I had a dream the other night that Quinn was as tall as me, and I got to see him -- even in the haziness of my dreams, as a 65-inch-tall boy who was almost a young man. He was perfect and handsome and pure goodness. 

I woke up with a tightening in my chest that hasn't quite gone away the last few days. Am I over-doing it at Pilates? Is my anxiety giving me near-constant panic attacks? Are there tumors growing in my chest wall again? 

Will I get to see my boy be as tall as me in real life?

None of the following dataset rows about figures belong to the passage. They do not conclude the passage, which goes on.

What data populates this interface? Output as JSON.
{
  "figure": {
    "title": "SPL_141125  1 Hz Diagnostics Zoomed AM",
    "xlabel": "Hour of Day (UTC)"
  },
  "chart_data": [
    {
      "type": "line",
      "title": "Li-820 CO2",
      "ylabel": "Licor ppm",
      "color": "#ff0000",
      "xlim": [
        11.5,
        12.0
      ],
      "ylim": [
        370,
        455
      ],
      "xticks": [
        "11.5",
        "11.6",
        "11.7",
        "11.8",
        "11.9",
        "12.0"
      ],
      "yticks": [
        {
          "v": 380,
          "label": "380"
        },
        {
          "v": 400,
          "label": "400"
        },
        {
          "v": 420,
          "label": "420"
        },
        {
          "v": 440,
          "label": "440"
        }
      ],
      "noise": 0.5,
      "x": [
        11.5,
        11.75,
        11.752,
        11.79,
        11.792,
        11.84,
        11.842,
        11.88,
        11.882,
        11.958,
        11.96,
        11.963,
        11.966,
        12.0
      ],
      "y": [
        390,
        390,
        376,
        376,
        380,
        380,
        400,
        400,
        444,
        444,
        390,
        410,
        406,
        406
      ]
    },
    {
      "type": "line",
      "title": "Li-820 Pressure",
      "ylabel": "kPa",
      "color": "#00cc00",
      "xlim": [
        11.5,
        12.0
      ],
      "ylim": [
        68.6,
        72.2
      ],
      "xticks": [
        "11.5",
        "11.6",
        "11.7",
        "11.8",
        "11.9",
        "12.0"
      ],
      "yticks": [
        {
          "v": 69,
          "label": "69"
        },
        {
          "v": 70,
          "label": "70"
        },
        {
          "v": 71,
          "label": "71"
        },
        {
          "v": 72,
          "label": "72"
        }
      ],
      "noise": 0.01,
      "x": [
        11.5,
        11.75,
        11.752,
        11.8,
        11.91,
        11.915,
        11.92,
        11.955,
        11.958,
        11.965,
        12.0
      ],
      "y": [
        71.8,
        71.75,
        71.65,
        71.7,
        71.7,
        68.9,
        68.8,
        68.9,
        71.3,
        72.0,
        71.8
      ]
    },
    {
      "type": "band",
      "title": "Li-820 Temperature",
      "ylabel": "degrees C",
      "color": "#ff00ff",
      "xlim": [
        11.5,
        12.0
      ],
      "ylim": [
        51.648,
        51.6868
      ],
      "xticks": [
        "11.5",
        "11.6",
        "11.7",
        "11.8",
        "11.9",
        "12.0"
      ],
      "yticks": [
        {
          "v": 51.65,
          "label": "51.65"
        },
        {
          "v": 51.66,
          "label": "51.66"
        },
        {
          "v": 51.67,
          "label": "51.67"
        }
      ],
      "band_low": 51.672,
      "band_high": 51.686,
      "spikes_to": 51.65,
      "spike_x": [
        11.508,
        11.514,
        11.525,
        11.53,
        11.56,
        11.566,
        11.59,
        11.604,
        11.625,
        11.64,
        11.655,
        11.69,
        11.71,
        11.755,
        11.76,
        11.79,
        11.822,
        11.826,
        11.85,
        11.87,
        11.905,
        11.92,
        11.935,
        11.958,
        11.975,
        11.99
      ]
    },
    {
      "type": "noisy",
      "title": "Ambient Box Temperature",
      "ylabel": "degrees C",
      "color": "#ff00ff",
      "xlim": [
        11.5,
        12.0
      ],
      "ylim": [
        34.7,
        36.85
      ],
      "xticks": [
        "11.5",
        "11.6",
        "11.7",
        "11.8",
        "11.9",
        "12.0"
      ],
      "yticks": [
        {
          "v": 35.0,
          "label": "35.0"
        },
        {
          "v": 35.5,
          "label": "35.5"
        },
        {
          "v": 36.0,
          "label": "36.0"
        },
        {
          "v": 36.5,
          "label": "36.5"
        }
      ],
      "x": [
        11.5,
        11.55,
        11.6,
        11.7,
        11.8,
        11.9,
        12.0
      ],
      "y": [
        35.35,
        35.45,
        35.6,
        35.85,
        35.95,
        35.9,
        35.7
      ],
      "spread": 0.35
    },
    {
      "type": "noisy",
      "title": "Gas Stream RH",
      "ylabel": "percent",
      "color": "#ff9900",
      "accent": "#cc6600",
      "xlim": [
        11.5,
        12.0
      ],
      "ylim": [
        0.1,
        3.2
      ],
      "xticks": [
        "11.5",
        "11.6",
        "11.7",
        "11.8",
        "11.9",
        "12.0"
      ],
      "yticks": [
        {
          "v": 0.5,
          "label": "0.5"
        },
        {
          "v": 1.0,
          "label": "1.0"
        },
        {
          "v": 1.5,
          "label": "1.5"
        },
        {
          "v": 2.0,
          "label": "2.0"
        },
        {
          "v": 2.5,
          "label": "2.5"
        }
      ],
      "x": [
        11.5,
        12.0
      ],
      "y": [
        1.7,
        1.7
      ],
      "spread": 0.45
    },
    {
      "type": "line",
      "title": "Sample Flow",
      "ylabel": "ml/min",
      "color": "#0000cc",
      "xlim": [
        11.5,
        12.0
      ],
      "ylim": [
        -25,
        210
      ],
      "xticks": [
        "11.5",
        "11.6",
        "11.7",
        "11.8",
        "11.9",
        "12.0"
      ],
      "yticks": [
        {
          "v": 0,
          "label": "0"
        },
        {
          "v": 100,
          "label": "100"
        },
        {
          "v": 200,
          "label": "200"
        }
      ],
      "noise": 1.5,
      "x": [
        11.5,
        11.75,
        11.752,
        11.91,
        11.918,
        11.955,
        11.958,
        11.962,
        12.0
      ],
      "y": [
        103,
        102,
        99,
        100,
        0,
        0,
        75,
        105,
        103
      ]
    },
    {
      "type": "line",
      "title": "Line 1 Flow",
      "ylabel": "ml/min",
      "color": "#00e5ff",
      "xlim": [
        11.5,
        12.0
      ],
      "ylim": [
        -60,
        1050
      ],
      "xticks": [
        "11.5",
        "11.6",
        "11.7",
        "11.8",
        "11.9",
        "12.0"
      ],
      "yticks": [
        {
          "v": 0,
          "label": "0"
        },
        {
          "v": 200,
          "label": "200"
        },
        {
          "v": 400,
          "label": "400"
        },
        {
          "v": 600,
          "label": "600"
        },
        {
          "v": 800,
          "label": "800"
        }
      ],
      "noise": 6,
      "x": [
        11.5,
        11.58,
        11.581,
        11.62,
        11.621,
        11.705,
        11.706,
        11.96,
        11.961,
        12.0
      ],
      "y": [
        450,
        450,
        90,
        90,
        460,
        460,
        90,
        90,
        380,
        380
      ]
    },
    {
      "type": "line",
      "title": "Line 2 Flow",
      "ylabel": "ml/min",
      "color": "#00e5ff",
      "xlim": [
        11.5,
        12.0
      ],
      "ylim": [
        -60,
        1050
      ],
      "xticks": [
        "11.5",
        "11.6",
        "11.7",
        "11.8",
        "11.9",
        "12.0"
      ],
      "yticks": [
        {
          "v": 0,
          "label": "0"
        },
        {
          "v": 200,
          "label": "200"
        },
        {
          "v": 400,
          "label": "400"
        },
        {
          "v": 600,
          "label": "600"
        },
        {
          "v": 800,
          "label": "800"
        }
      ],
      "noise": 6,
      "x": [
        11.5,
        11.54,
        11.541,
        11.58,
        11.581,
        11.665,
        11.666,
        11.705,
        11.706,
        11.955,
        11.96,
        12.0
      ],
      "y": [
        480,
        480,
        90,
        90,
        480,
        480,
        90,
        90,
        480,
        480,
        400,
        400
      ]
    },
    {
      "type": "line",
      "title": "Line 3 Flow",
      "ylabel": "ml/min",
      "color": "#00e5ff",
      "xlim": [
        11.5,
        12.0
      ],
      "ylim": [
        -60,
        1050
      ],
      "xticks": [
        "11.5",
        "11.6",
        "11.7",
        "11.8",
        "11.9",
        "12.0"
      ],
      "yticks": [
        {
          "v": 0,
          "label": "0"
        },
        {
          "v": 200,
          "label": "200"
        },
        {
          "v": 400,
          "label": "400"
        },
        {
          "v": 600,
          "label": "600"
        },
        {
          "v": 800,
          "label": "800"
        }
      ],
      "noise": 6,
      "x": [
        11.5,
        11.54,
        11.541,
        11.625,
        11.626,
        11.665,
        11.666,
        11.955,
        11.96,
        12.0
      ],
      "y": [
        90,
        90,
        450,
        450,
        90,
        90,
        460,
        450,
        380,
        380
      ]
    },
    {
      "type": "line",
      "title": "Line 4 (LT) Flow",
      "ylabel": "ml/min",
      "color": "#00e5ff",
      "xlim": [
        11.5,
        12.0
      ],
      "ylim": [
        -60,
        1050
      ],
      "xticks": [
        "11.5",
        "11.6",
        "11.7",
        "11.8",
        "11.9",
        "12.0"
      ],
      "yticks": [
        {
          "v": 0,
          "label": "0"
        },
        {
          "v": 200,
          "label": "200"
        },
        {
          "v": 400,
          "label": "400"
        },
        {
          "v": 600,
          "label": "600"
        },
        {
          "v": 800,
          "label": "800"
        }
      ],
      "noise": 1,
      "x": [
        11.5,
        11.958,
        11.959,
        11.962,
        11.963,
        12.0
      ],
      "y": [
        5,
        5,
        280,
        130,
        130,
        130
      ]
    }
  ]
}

photo by the uber-talented Jodi Lynn


***

I have had so many friends find out they have progression this month -- in their brains, lungs, stomach, spine, skin, the list goes on and on -- and the truth is, I am scared shitless that the boogeyman who is cancer could show back up in my life again at any moment. Metastatic breast cancer is THAT unpredictable, and as amazing as some treatments are, there is still no cure. My fear has been acting out this month, and maybe it does every October. It's a spooky fucking month.

(Sometimes substitute words are just not at all adequate.)

***

I wrote all this, and then I went to a yoga benefit class tonight for City of Hope, a cancer treatment center and research facility. I dragged myself there, is more like it. I didn't want to go, didn't want to navigate my way downtown and to the venue and deal with traffic and find parking and all of the STUFF that goes with getting somewhere on a Friday night. (Hello, middle-age, nice to meet you!)


I practiced yoga with a bunch of other people on the field where the Diamondbacks play, did my forward folds and crow poses and shoulder stands under the stadium lights, which was totally surreal. I slowed down a bit. I was reminded to breathe. And you know what? It helped. I might not need a Xanax tonight.